María vivió con san Juan hasta su muerte y asunción en cuerpo y alma al cielo y desde allí se multiplica (es el milagro de la bilocación por el que puede estar en varios sitios a la vez) a fin de proteger a los pescadores de Santa Pola y a los de todas las poblaciones pesqueras del mundo en su peligrosa vida y en el tránsito a la vida eterna. María es casi tan poderosa como Dios Padre, Hijo y Espíritu Santo, la Trinidad que la coronó como Reina de Cielos y Tierra. No lo dudes, amigo lector, seas hombre o mujer. Tienes una madre, intercesora todopoderosa, en el cielo. Llámala como te dé la gana, pero llámala. Lo necesitas. No seas tonto. No seas tonta. Vivirás mejor. Y morirás mucho mejor. Esta vida son cuatro días que se pasan volando; bueno, santa Teresa de Jesús (y de Ávila), dijo que la vida se pasa como una mala noche en una mala posada. Mejor es una eternidad con María, con Dios, con nuestros familiares y todos los santos por toda la eternidad en la gloria que empeñarse en ir al infierno, a cuyas puertas el poeta italiano Dante puso este letrero: “Lasciate ogni speranza voi ch’intrate” (“Perded toda esperanza los que entráis aquí”). ¿Quién va a ser tan necio como para perder toda esperanza? La esperanza es lo último que se pierde. Último consejo: no la perdáis. Para eso está ahí, a tu lado, la Virgen María, tu Madre, por muy pecador que seas.
Querido Maestro.
Leer «La Virgen del Carmen, la gente del mar y los demás» es como dejarse llevar por la marea de tu prosa, serena, profunda y llena de humanidad. Con la maestría que te caracteriza, has tejido devoción, tradición y vida cotidiana en un relato que trasciende lo religioso para celebrar ese vínculo universal entre el hombre y el mar.

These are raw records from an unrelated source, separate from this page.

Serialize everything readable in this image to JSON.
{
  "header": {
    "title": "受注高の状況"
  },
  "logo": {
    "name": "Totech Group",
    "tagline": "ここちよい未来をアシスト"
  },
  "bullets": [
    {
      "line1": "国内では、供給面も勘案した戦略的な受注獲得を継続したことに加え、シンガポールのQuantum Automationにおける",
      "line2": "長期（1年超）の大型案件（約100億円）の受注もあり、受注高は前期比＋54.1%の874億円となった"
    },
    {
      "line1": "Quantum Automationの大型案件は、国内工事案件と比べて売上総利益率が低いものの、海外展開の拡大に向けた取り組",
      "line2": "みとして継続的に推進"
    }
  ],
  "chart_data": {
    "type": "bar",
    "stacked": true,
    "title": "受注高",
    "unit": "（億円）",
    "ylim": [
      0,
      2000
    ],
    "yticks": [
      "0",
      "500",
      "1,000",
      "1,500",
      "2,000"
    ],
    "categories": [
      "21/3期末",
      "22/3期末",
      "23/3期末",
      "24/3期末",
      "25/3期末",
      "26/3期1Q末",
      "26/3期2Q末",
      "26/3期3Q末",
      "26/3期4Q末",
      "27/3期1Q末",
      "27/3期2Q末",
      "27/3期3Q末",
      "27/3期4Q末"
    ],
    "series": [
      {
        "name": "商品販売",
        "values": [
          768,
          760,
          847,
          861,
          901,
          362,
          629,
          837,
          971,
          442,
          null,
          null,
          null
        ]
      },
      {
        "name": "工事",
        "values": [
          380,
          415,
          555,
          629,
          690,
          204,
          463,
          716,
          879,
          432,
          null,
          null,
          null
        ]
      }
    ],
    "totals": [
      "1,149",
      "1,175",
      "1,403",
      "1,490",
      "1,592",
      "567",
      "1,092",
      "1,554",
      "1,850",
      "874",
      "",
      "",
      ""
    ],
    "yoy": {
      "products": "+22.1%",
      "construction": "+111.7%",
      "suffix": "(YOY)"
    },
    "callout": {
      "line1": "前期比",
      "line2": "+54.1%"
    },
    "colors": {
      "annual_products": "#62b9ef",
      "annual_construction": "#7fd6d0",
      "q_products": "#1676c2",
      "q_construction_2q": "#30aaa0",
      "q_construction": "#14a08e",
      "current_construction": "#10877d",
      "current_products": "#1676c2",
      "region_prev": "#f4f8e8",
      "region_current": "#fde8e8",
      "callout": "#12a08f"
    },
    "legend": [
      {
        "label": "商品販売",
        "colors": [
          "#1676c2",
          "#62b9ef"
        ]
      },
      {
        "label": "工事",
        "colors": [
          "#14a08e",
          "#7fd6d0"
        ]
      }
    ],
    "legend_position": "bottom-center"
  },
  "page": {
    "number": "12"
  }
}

Donde pocas plumas logran, como la tuya, convertir lo local en universal y lo sagrado en cercano. Gracias por recordarnos que las historias verdaderas, las que dignifican al hombre, se escriben desde el respeto a la gente y sus raíces.
Un abrazo grande, con admiración y gratitud maestro.
Jorge Monreal
Gracias y no bajes nunca el listón del salto de altura en esta hermosa competición del periodismo que no todo el mundo dignifica.